Observa-se que as autoras aparecem em publicidade oficial como pessoas carentes que seriam beneficiárias de obras executadas para -levar cidadania- a moradores de regiões deficitárias de políticas públicas. Assim, houve exploração dos aspectos fisionômicos e atributos sociais das autoras, de forma desautorizada.
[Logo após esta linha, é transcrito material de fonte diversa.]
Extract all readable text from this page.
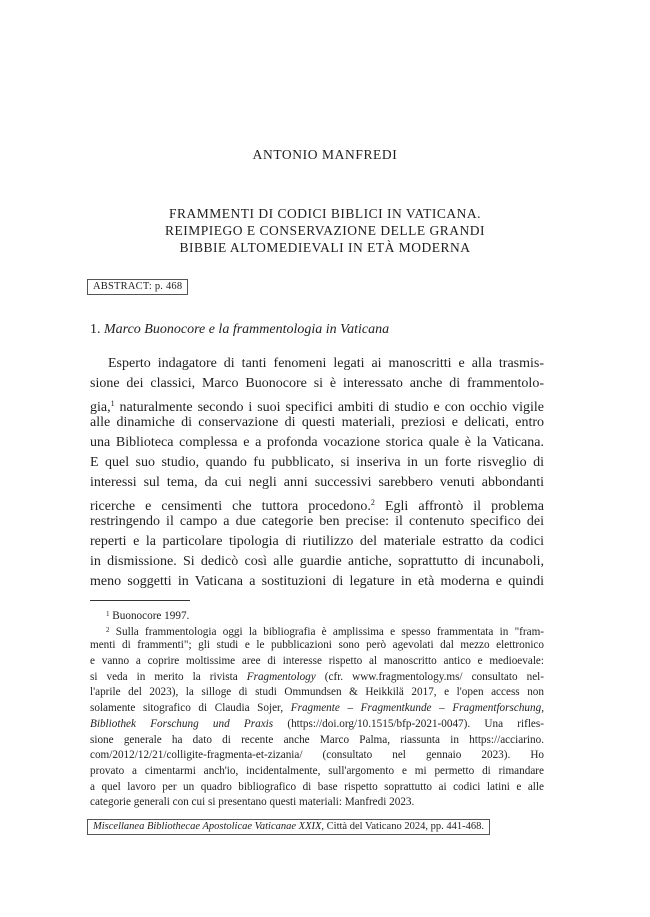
ANTONIO MANFREDI
FRAMMENTI DI CODICI BIBLICI IN VATICANA.
REIMPIEGO E CONSERVAZIONE DELLE GRANDI
BIBBIE ALTOMEDIEVALI IN ETÀ MODERNA
ABSTRACT: p. 468
1. Marco Buonocore e la frammentologia in Vaticana
Esperto indagatore di tanti fenomeni legati ai manoscritti e alla trasmis-
sione dei classici, Marco Buonocore si è interessato anche di frammentolo-
gia,$^1$ naturalmente secondo i suoi specifici ambiti di studio e con occhio vigile
alle dinamiche di conservazione di questi materiali, preziosi e delicati, entro
una Biblioteca complessa e a profonda vocazione storica quale è la Vaticana.
E quel suo studio, quando fu pubblicato, si inseriva in un forte risveglio di
interessi sul tema, da cui negli anni successivi sarebbero venuti abbondanti
ricerche e censimenti che tuttora procedono.$^2$ Egli affrontò il problema
restringendo il campo a due categorie ben precise: il contenuto specifico dei
reperti e la particolare tipologia di riutilizzo del materiale estratto da codici
in dismissione. Si dedicò così alle guardie antiche, soprattutto di incunaboli,
meno soggetti in Vaticana a sostituzioni di legature in età moderna e quindi
$^1$ Buonocore 1997.
$^2$ Sulla frammentologia oggi la bibliografia è amplissima e spesso frammentata in "fram-
menti di frammenti"; gli studi e le pubblicazioni sono però agevolati dal mezzo elettronico
e vanno a coprire moltissime aree di interesse rispetto al manoscritto antico e medioevale:
si veda in merito la rivista Fragmentology (cfr. www.fragmentology.ms/ consultato nel-
l'aprile del 2023), la silloge di studi Ommundsen & Heikkilä 2017, e l'open access non
solamente sitografico di Claudia Sojer, Fragmente – Fragmentkunde – Fragmentforschung,
Bibliothek Forschung und Praxis (https://doi.org/10.1515/bfp-2021-0047). Una rifles-
sione generale ha dato di recente anche Marco Palma, riassunta in https://acciarino.
com/2012/12/21/colligite-fragmenta-et-zizania/ (consultato nel gennaio 2023). Ho
provato a cimentarmi anch'io, incidentalmente, sull'argomento e mi permetto di rimandare
a quel lavoro per un quadro bibliografico di base rispetto soprattutto ai codici latini e alle
categorie generali con cui si presentano questi materiali: Manfredi 2023.
Miscellanea Bibliothecae Apostolicae Vaticanae XXIX, Città del Vaticano 2024, pp. 441-468.
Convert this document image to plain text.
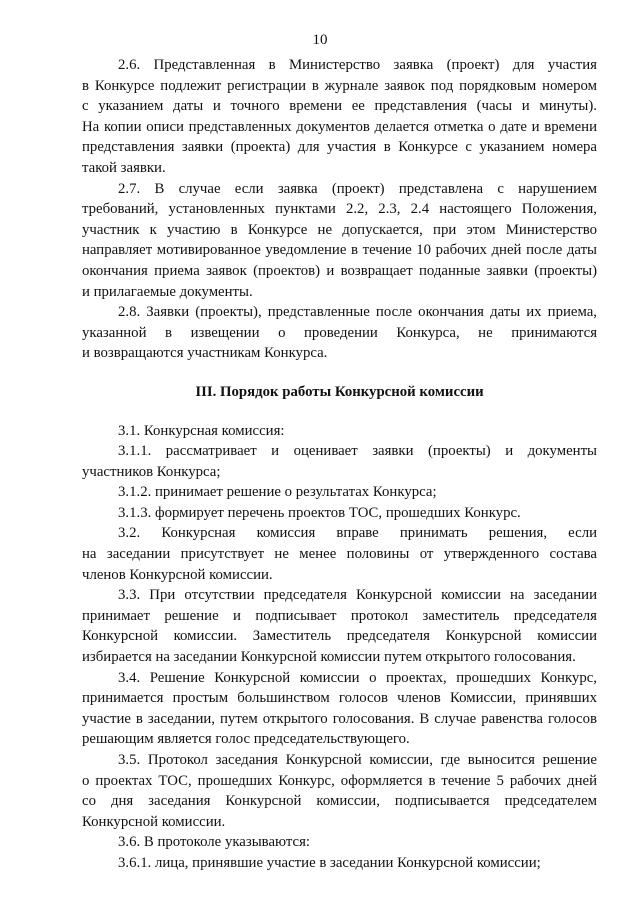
10
2.6. Представленная в Министерство заявка (проект) для участия
в Конкурсе подлежит регистрации в журнале заявок под порядковым номером
с указанием даты и точного времени ее представления (часы и минуты).
На копии описи представленных документов делается отметка о дате и времени
представления заявки (проекта) для участия в Конкурсе с указанием номера
такой заявки.
2.7. В случае если заявка (проект) представлена с нарушением
требований, установленных пунктами 2.2, 2.3, 2.4 настоящего Положения,
участник к участию в Конкурсе не допускается, при этом Министерство
направляет мотивированное уведомление в течение 10 рабочих дней после даты
окончания приема заявок (проектов) и возвращает поданные заявки (проекты)
и прилагаемые документы.
2.8. Заявки (проекты), представленные после окончания даты их приема,
указанной в извещении о проведении Конкурса, не принимаются
и возвращаются участникам Конкурса.
III. Порядок работы Конкурсной комиссии
3.1. Конкурсная комиссия:
3.1.1. рассматривает и оценивает заявки (проекты) и документы
участников Конкурса;
3.1.2. принимает решение о результатах Конкурса;
3.1.3. формирует перечень проектов ТОС, прошедших Конкурс.
3.2. Конкурсная комиссия вправе принимать решения, если
на заседании присутствует не менее половины от утвержденного состава
членов Конкурсной комиссии.
3.3. При отсутствии председателя Конкурсной комиссии на заседании
принимает решение и подписывает протокол заместитель председателя
Конкурсной комиссии. Заместитель председателя Конкурсной комиссии
избирается на заседании Конкурсной комиссии путем открытого голосования.
3.4. Решение Конкурсной комиссии о проектах, прошедших Конкурс,
принимается простым большинством голосов членов Комиссии, принявших
участие в заседании, путем открытого голосования. В случае равенства голосов
решающим является голос председательствующего.
3.5. Протокол заседания Конкурсной комиссии, где выносится решение
о проектах ТОС, прошедших Конкурс, оформляется в течение 5 рабочих дней
со дня заседания Конкурсной комиссии, подписывается председателем
Конкурсной комиссии.
3.6. В протоколе указываются:
3.6.1. лица, принявшие участие в заседании Конкурсной комиссии;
Também houve intensa divulgação dessa imagem, na medida em que o convite indica como local do evento o Teatro Plácido de Castro, prédio com capacidade para centenas de pessoas.
Ressalte-se que, da violação do direito à imagem resulta o dever de indenizar os danos morais sofridos, não havendo que se cogitar da prova do prejuízo, o qual decorre da simples utilização desautorizada da imagem, a exemplo do caso concreto.
Caracterizado o dano à imagem, tenho que a reparação deve corresponder ao valor de R$ 6.000,00 (seis mil reais) para cada autora, considerando as circunstâncias acima descritas.
Ante as razões expendidas, julgo procedente o pedido, condenando os réus ao pagamento de indenização no valor correspondente a R$ 6.000,00 (seis mil reais) para cada autora, a ser acrescido, doravante, de correção monetária pelo INPC e juros de mora de 12% ao ano.
Rio Branco-(AC), 6 de novembro de 2009
Maria Penha Sousa Nascimento
Juíza de Direito
Notas:
1 - MORAES, Walter. Direito à própria Imagem (I). In Revista dos Tribunais nº 443, set/1972, pp. 80/81 [Voltar]
2 - DUVAL, Hermano. Direito à Imagem. São Paulo, Saraiva, 1988, p. 105. [Voltar]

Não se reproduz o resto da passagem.